I began reading Dorothy Sayers about thirty years ago. Maybe even a little longer, actually, when I was around eleven or twelve. I started reading detective fiction with an alarming Agatha Christie binge and some of those Alfred Hitchcock story collections and some Josephine Tey, and then I ran across Dorothy Sayers and it was all over: I had found my ideal mystery author.
I read them all many times as an adolescent (Sayers is an author who rewards re-reading), but over the years I’ve gravitated to the books with Harriet Vane in them, and it has been years — I don’t know how many years — since I’ve read any of the others. When I recently had an irresistible impulse to read one of these mysteries, I found I hardly remembered what Clouds of Witness was about. Re-reading it was a perfect combination of surprise and deep familiarity.
I won’t go into the complicated plot here, in which Lord Peter’s brother Gerald is tried for the murder of Denis Cathcart and in which he also suspects his sister Lady Mary may have been involved in the shooting of the man, who was her fiancé. I will just dwell for a few minutes on some of the things I noticed on this reading.
This is a thoroughly postwar novel. It is made very clear indeed that detection is Lord Peter’s salvation from “nerves,” which is a euphemism for shell-shock, and that thousands more like him are not so lucky. Part of the reason Denis Cathcart is in such a bad way is that he was financially ruined by the war. Lady Mary was in the VAD, and got in with (what her family considers) bad company; she hasn’t gotten quite right from her war ever since. Mental, economic, moral, personal, and social breakdown are everywhere here. The only benefit the war has conferred is Bunter, who is quite literally Lord Peter’s lifeline at one stage in the novel: he pulls him out of the Yorkshire bog as he may once have pulled him out of the bombed trenches. But the everyday provision of toast and warmth and joy is just as much a lifeline, in its own way. It is an understated relationship, but not an unstated one.
This is a novel about family breakdown. Lord Peter clearly doesn’t know his siblings well, and they don’t know or appreciate him either. Gerald is cheating on his wife. We never even see “Pickled Gherkins” (until Gaudy Night, oh Lord.) Gerald couldn’t possibly be less grateful for Lord Peter’s efforts in the way of detection, though it keeps him from being hanged, and Lady Mary is initially also furious with the sleuthing and the impenetrable babble. The only other family we see — the Grimethorpes — is more dysfunctional still. Is this an outcome of the war, as well?

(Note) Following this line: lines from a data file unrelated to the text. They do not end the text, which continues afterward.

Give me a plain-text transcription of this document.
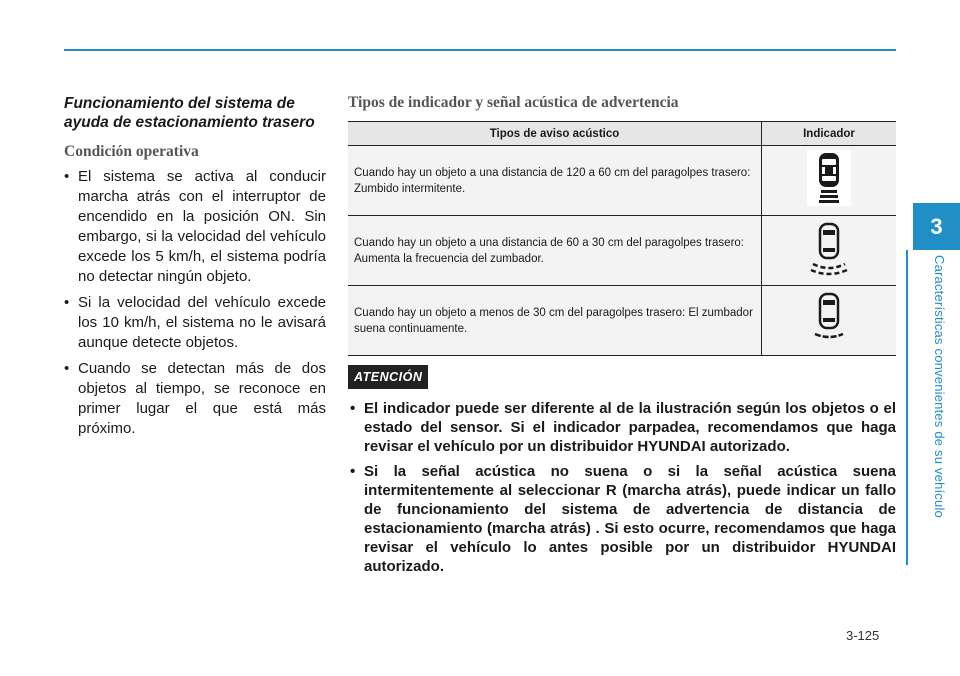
3
Características convenientes de su vehículo
Funcionamiento del sistema de ayuda de estacionamiento trasero
Condición operativa
• El sistema se activa al conducir marcha atrás con el interruptor de encendido en la posición ON. Sin embargo, si la velocidad del vehículo excede los 5 km/h, el sistema podría no detectar ningún objeto.
• Si la velocidad del vehículo excede los 10 km/h, el sistema no le avisará aunque detecte objetos.
• Cuando se detectan más de dos objetos al tiempo, se reconoce en primer lugar el que está más próximo.
Tipos de indicador y señal acústica de advertencia
Tipos de aviso acústico	Indicador
Cuando hay un objeto a una distancia de 120 a 60 cm del paragolpes trasero: Zumbido intermitente.	
Cuando hay un objeto a una distancia de 60 a 30 cm del paragolpes trasero: Aumenta la frecuencia del zumbador.	
Cuando hay un objeto a menos de 30 cm del paragolpes trasero: El zumbador suena continuamente.	
ATENCIÓN
• El indicador puede ser diferente al de la ilustración según los objetos o el estado del sensor. Si el indicador parpadea, recomendamos que haga revisar el vehículo por un distribuidor HYUNDAI autorizado.
• Si la señal acústica no suena o si la señal acústica suena intermitentemente al seleccionar R (marcha atrás), puede indicar un fallo de funcionamiento del sistema de advertencia de distancia de estacionamiento (marcha atrás) . Si esto ocurre, recomendamos que haga revisar el vehículo lo antes posible por un distribuidor HYUNDAI autorizado.
3-125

Sayers’s treatment of domestic abuse here is pretty brutal. We are given convincing evidence that Mr. Grimethorpe is a murderous abuser, essentially waiting eagerly to be triggered by jealousy to kill his wife (and possibly his child), and that the prosecutorial team of the Duke of Denver considers this death unfortunate, but necessary if the witness of Mrs. Grimethorpe will save their client. Perhaps she’ll be better off, anyway. WHAT. I was horrified by this entire part of the plot, and especially by the way Lord Peter kept rhapsodizing about poor Mrs. Grimethorpe’s hair and mouth, and even more especially by the thought that given her situation, Gerald couldn’t keep it in his pants. Come ON, Jerry. We are talking life and death, here!
(I ought to append here the throwaway statement that Denis Cathcart apparently met his mistress when she was seventeen. Ew.)
The interesting thing is that all these issues — post-traumatic stress, abuse, family dysfunction, social and economic chaos — are neatly screened by Lord Peter’s happy stream of chatter, whether it’s literary references, wordplay, the narration of his detection, or just a soft flow of burbling not far afield from his mother, the Duchess’s. It’s easy to be taken in, and to think that this is a light novel about nothing much. It’s 200 pages, and it’s absolutely packed.
I enjoyed reading this more than I’ve enjoyed many a mystery past. Dorothy Sayers, you never let me down.